When asked whether she was voting in the upcoming local elections, Olivier - who first spoke in Afrikaans and then switched to Tswana - scratched her head and said, "there is no use in voting".
"The ANC has failed us. They were here yesterday [Sunday] making more promises, but we don't trust anyone," she said.
In the dry and dusty informal settlement, the struggle for service delivery has come down to casting a ballot or not, for some residents.
Nearby, a group of young boys were playing soccer on a dusty field lined with dried yellow grass.
Two adults and a child slowly walked past the field, carrying firewood stuffed inside plastic bags.
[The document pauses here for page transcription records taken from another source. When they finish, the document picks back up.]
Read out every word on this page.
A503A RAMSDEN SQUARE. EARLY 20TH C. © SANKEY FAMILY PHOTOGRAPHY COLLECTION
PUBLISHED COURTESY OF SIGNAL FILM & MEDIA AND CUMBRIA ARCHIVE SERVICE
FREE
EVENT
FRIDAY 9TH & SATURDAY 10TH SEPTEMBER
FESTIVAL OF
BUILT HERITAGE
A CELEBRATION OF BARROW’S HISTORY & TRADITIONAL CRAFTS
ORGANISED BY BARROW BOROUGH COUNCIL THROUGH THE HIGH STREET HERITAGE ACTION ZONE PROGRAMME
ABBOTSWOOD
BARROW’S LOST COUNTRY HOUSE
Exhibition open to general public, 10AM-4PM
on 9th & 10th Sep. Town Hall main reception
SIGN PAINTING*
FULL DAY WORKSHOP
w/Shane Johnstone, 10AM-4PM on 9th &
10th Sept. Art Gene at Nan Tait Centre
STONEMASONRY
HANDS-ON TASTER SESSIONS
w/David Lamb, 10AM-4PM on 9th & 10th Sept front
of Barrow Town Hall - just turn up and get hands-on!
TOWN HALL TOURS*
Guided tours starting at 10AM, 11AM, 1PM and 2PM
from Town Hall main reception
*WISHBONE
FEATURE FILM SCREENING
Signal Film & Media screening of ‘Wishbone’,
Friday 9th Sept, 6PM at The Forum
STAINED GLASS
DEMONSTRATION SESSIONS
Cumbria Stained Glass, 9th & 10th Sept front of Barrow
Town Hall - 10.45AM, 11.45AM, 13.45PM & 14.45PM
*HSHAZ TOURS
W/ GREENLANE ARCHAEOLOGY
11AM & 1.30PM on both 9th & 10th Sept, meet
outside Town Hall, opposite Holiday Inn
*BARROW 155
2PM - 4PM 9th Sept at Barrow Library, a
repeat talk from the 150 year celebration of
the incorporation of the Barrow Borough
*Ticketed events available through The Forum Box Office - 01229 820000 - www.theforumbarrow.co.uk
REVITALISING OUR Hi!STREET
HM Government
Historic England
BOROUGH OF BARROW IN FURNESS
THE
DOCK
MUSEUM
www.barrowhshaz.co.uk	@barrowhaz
"The only party that we know is the ANC, and if I don’t want to vote for the ANC, then I am not voting for anyone else,” said Safariena Thisi, while playing cards with a young girl, close to her neatly kept shack.
The shack’s lounge was decorated with pictures of her daughter’s wedding, at least two crucifixes, drinking glasses and a painting of The Last Supper.
Thisi told News24 that the only time she saw change in the area was when the late Nelson Mandela was president.
The 66-year-old pointed at a primary school, a few metres from her home, and said the community had fought to get it.
Thisi has been living in the informal settlement for 16 years.
"I am not voting. I have had enough of empty promises. I don't see any use in voting because government is not doing anything for us. I don’t want to vote for any political party," she said, while glancing at her hands and rubbing her knees repeatedly.
"People die in this area because ambulances don’t reach us on time – we don’t have access to water and electricity and we have been voting for those things for a while – in this past five years, we are still crying for the same things even today."
Describing their plight, Thisi said water, electricity and toilets were a major concern in the area.
“Those things don’t satisfy us and the ANC is lying to us and they want us to listen to their promises. I am fed up; 16 years living in [an informal settlement] and we are still in darkness. We are struggling. We don’t have toilets. We dug our own toilets."
Another woman, who was seen hanging clothes a few metres away on the line, said she was unsure if she wanted to participate in the upcoming local elections.
The visibly shy elderly woman refused to comment further, then turned back to continue with her laundry, while her two dogs lay in the sun and a rooster roamed the yard.
A few metres from where she was, a group of young men gathered and a young boy pushed a wheelbarrow with empty buckets in it.